By their internal count, the Blues had nine scoring chances in the second period. They missed the net completely on five of them. The breaks that were going their way earlier in the series were sailing high. It's hard to bang a puck off a body part when the shot misses the net completely.

When the Stars survived the second period, they liked their chances.

"We felt confident going into the third that it was going to work out," said Stars defenseman Johnny Oduya. "You try to contain it as much as you can. We've done a good job the whole year defending leads. Even though we gave up goals, we find a way to hold on and keep that lead."

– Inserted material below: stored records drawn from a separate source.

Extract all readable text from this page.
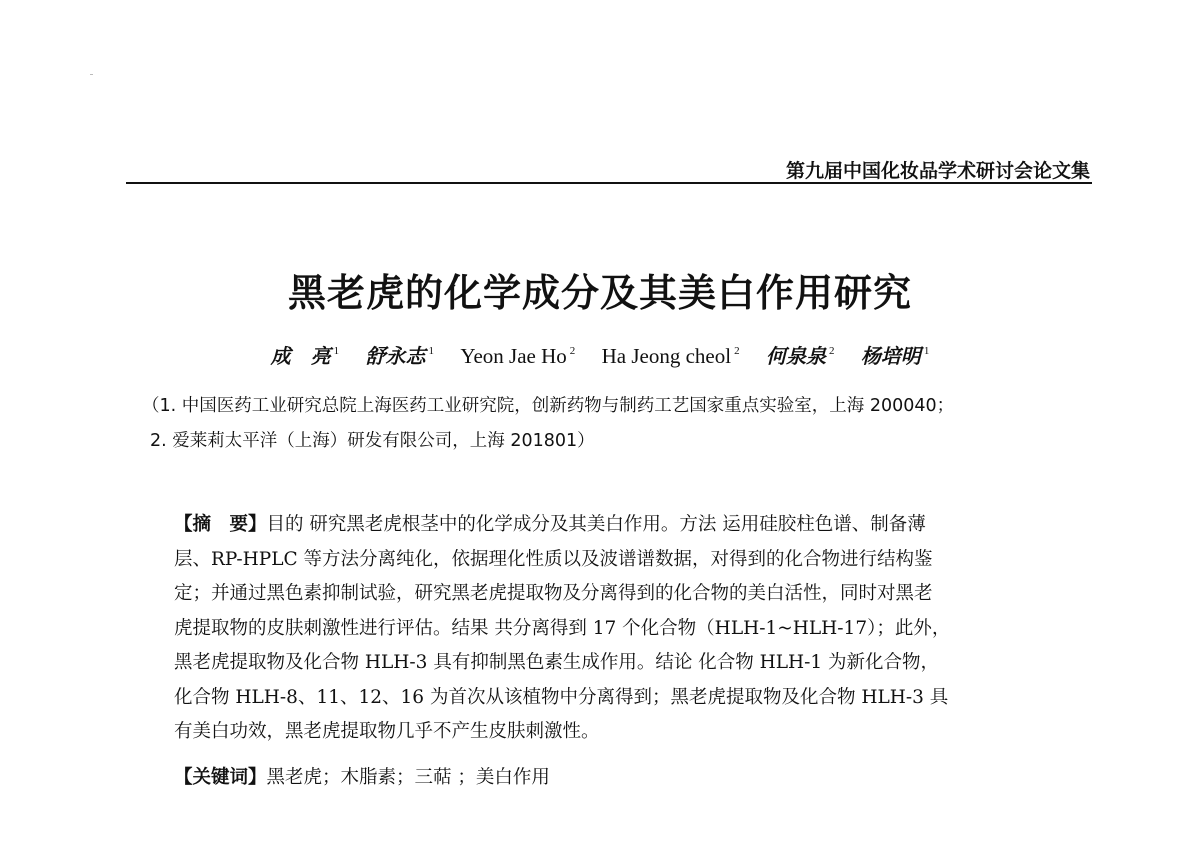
第九届中国化妆品学术研讨会论文集
黑老虎的化学成分及其美白作用研究
成　亮 $^1$ 舒永志 $^1$ Yeon Jae Ho $^2$ Ha Jeong cheol $^2$ 何泉泉 $^2$ 杨培明 $^1$
（1. 中国医药工业研究总院上海医药工业研究院，创新药物与制药工艺国家重点实验室，上海 200040；
2. 爱莱莉太平洋（上海）研发有限公司，上海 201801）
【摘　要】目的 研究黑老虎根茎中的化学成分及其美白作用。方法 运用硅胶柱色谱、制备薄
层、RP-HPLC 等方法分离纯化，依据理化性质以及波谱谱数据，对得到的化合物进行结构鉴
定；并通过黑色素抑制试验，研究黑老虎提取物及分离得到的化合物的美白活性，同时对黑老
虎提取物的皮肤刺激性进行评估。结果 共分离得到 17 个化合物（HLH-1~HLH-17）；此外，
黑老虎提取物及化合物 HLH-3 具有抑制黑色素生成作用。结论 化合物 HLH-1 为新化合物，
化合物 HLH-8、11、12、16 为首次从该植物中分离得到；黑老虎提取物及化合物 HLH-3 具
有美白功效，黑老虎提取物几乎不产生皮肤刺激性。
【关键词】黑老虎；木脂素；三萜 ；美白作用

They do it, in part, because the Stars play a different game when leading. Stars goalie Kari Lehtonen made a lot of big saves, finishing with 35 overall. But those saves are of a different variety when the Stars are leading. The gamble is gone from the Stars' game, so the major defensive breakdowns Lehtonen often has to deal with as the last line of defense disappear, too.

The shots are more consistent. More players are blocking them and there are defensemen around to clear rebounds.

Lehtonen saw a lot of rubber but was never taken out of his comfort zone.

"It's maybe more predictable," said Lehtonen, who has bounced back nicely in this series after getting pulled in Game 2. "You know what's coming rather than if you're losing, [there] might be big breakdowns because we're trying to do something crazy."

The Stars might have taken their foot off the gas a little too much at times, but they didn't break down defensively, and the result was solid goaltending. It was Lehtonen's best performance of the series, especially the way he stood tall in the wild final minute, including a huge save on Jaden Schwartz from the slot with 23 seconds left.

"Those are series-changing saves," said Stars forward Jason Spezza.

And this series has been weird.

No two games have been the same. The moment you start to believe one of the teams has a significant edge, like the Stars' edge in speed early or the Blues' goaltending later, a major shift occurs. There have been overtimes. There have been blowouts.

This game might have been the most unique because things flipped completely. Blues goalie Brian Elliott has been an absolute rock in these playoffs but he lasted only 16:49 before getting pulled in favor of Jake Allen. The Stars had never had a two-goal lead in this series and suddenly they had that 5:13 into Game 6. The Stars' goaltending that struggled early in the series saved Game 6.

Predicting the result of that one is a fool's game because play has been different from period to period, let alone game to game, between the Stars and Blues.

Hitchcock is confident in exactly what he expects from his team in Game 7.

"I know one thing: We're going to come and we're going to come after them, big-time," Hitchcock said.

The Blues have been that way all postseason. They've been resilient. They've earned the trust of their coach.

The Stars? They seem to be learning the lessons of postseason hockey in warp speed. There were no bold proclamations from Stars coach Lindy Ruff afterward, just the observation that his group seems to pick something up each step of the way.

"We're still a team that's learning," Ruff said. "A lot of players, it's their first kick at this. I think we'll be better in Game 7. We'll be better again."

The Blues are coming. They've been on a mission since the start of this postseason, but the moment you start to count out these Stars, they surprise.

No two games in this series have been the same. There's no reason to believe Game 7 will be any different.